All the kitchen windows were open, bringing in the sounds of swelling waves and hawking gulls. Sophia sat at the kitchen table and watched Greta cook the rest of their dinner, puttering happily from one counter to the next and telling Sophia she didn’t want her help.
“It’s for the best,” Sophia admitted. “I hardly ever cook anymore. It seems like we’ve been traveling almost nonstop for six months. A month here, a month there, and plenty of dinner meetings with potential investors and actors and cinematographers.”
“That sounds wonderful,” Greta said.
“It’s been a dream,” Sophia agreed. “But I can’t for the life of me remember how to roast a chicken.”
“All that will come back to you when you need it again,” Greta assured. “Don’t worry yourself.”
Across the orange-lit sand walked Francis and Bernard, their hands behind their backs and their hair wind swept. Sophia wondered what they spoke about. Did Francis tell Bernard just how magical their previous few weeks had been? Did he ever mention what was really going on with his newest film? Did he ever clue him in on their secrets?

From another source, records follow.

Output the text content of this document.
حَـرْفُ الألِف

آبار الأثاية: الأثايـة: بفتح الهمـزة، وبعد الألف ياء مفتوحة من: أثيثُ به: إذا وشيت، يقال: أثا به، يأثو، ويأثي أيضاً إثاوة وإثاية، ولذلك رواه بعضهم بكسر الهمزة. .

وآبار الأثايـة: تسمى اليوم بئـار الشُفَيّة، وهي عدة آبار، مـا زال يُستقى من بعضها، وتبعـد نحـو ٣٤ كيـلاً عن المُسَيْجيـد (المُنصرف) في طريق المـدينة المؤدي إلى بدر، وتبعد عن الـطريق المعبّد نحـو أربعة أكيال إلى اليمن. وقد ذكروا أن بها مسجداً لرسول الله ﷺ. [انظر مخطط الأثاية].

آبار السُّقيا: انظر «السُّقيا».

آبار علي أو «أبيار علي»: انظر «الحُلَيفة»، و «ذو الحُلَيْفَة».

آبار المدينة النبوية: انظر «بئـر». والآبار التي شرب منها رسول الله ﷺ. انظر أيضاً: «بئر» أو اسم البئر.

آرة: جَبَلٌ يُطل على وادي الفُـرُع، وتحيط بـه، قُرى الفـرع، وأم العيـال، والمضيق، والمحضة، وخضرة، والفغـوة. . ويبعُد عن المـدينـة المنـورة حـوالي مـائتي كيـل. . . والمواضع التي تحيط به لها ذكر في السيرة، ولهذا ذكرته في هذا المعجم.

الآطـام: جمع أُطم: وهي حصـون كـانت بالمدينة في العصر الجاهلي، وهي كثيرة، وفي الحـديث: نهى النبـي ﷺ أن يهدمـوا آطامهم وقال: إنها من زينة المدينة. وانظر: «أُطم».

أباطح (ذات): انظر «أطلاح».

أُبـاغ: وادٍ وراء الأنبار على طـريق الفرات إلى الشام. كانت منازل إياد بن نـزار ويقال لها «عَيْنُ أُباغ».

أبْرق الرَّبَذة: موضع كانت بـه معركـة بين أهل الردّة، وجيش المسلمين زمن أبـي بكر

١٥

“Look at them,” Greta said, following Sophia’s gaze. “It’s always like old times with the two of them, isn’t it?”
“I sometimes wonder if Bernard regrets it,” Sophia said. “Leaving Francis in Italy and going to Paris, I mean.”
Greta’s eyes glinted with thought. “I asked him, of course.”
Sophia was surprised. “You asked him if he regretted giving up on his film career?”
“That, and leaving Europe and coming to Nantucket,” Greta affirmed. “He laughed at me. All he ever wanted, he said, was to write books and have a family. It’s what I always wanted, too. So I suppose we don’t have any regrets. Not right now, anyway.”
Sophia’s eyes widened. To her, it seemed that everyone was chasing Francis’s prominent filmmaking career. Bernard himself had been Francis’s protégé and mentee prior to Bernard’s departure for Paris, where he’d studied and met Greta and, apparently, decided he no longer wanted to make films. That was before Francis and Sophia met on the set of one of Francis’s films and fell in love.
That was back when Francis was married to somebody else.
Back when Sophia was trying to make it as an actress—despite her very little talent.
When it was time, Greta and Sophia set the table outside and called the men for dinner. Bernard poured the wine and raised a glass to toast Sophia and Francis and the upcoming Nantucket Gala.
“It isn’t every day that we come together to celebrate a future production,” he said, his eyes on Francis’s. “It’s a testament to Francis’s incredible previous achievements. It’s a sign of just how much respect my ex-mentor has garnered.”
“You’re too kind, Bernard,” Francis said, raising his glass. “Now all that’s left to do is hope people get their pocketbooks out and play the game!”